Отец Селвин ощупал металл, лопнувший в том месте, куда пришелся удар камня:

– Господин, наверное, было очень больно?

Я расхохотался:

– Башка долго трещала после этого, но в тот миг у меня ничего не болело – я просто лишился сознания.

Отец Селвин провел перепачканным чернилами пальцем по шраму, обезобразившему серебряного волка на гребне шлема:

– Господин, почему ты не стал его чинить?

– Он служит напоминанием о моей глупости, – признался я, вызвав у молодого человека улыбку. – А шлемов и без него довольно.

– Тебя ранили, когда вы атаковали северную башню?

– Так далеко мы не добрались. Наша задача была отвлечь защитников от того угла.

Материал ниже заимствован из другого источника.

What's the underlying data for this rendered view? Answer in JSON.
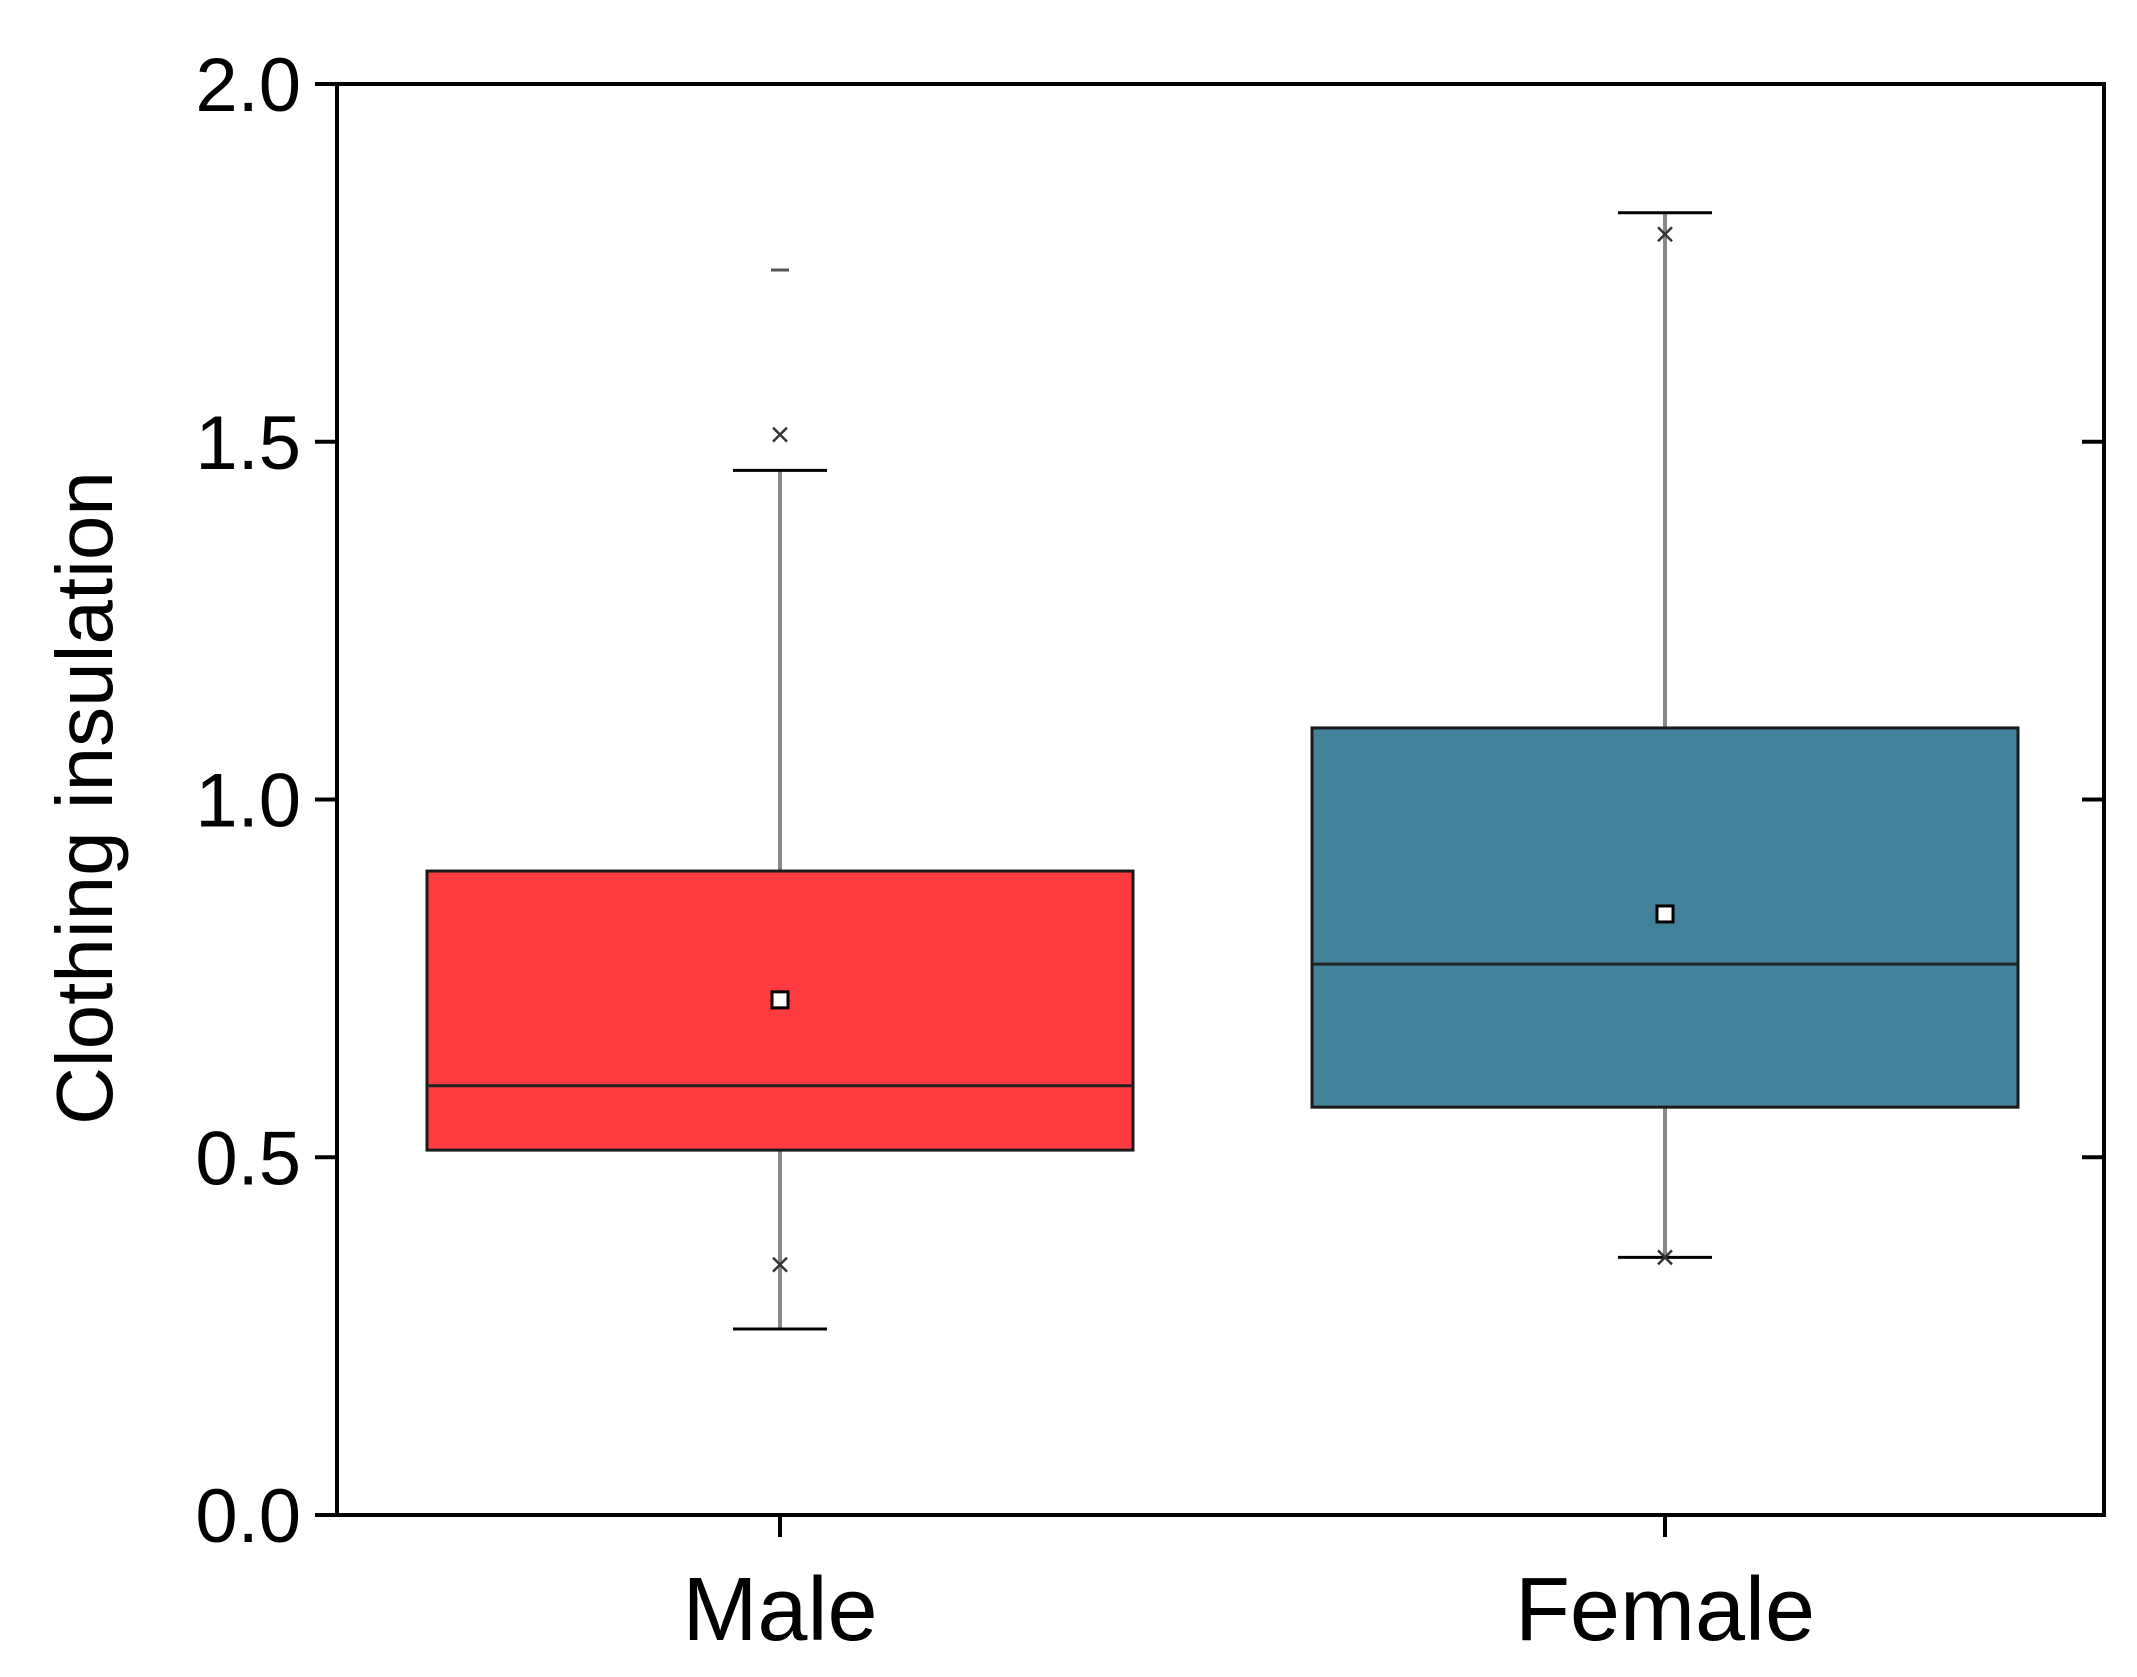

Как почти все в тот день, план ослабить северный угол, оттянув обороняющихся к юго-западной стороне форта, не сработал. У Скёлля в Хеабурге сосредоточилась целая армия, и ему не было нужды оголять тот или иной участок укреплений. Он предоставил нам биться об стены до тех пор, пока мы не выдохнемся, а затем явно собирался погнать нас вспять и уничтожить. Видимо, таков был его замысел со дня отступления от Беббанбурга, а мы, как глупцы, сами подыграли ему.

Мое нападение на северный отрезок стены провалилось. Мы потеряли еще семерых, Скёлль – двоих. У нас было шестнадцать раненых, включая меня, а у Скёлля – от силы с полдюжины. Нашего отступления от стены через рвы я не видел, потому как был без сознания. Меня ранило булыжником, расколовшим щит и проломившим шлем. Я упал. Финан потом рассказал, что Гербрухт и Эдрик взяли меня под руки и, прихватив Вздох Змея, оттащили назад. Пока они волокли меня через ряды, в левое бедро мне угодило копье. Наконечник оставил глубокий разрез, но я ничего не чувствовал. Финан пытался удержать людей под стеной, старался зацепить очередного норманна и стянуть вниз, во внутренний ров, но стоило моим дружинникам увидеть, как меня тащат в безопасное место, они пали духом. Воины потянулись следом за мной, а северяне бросали им вслед насмешки и копья.

Едва очнувшись, я поначалу слышал только торжествующие вопли врагов. Они выкрикивали оскорбления, трубили в рога и били мечами по щитам, приглашая нас обратно под стены. Главная атака Сигтригра была отбита, как и моя, и люди Скёлля насмехались над нами.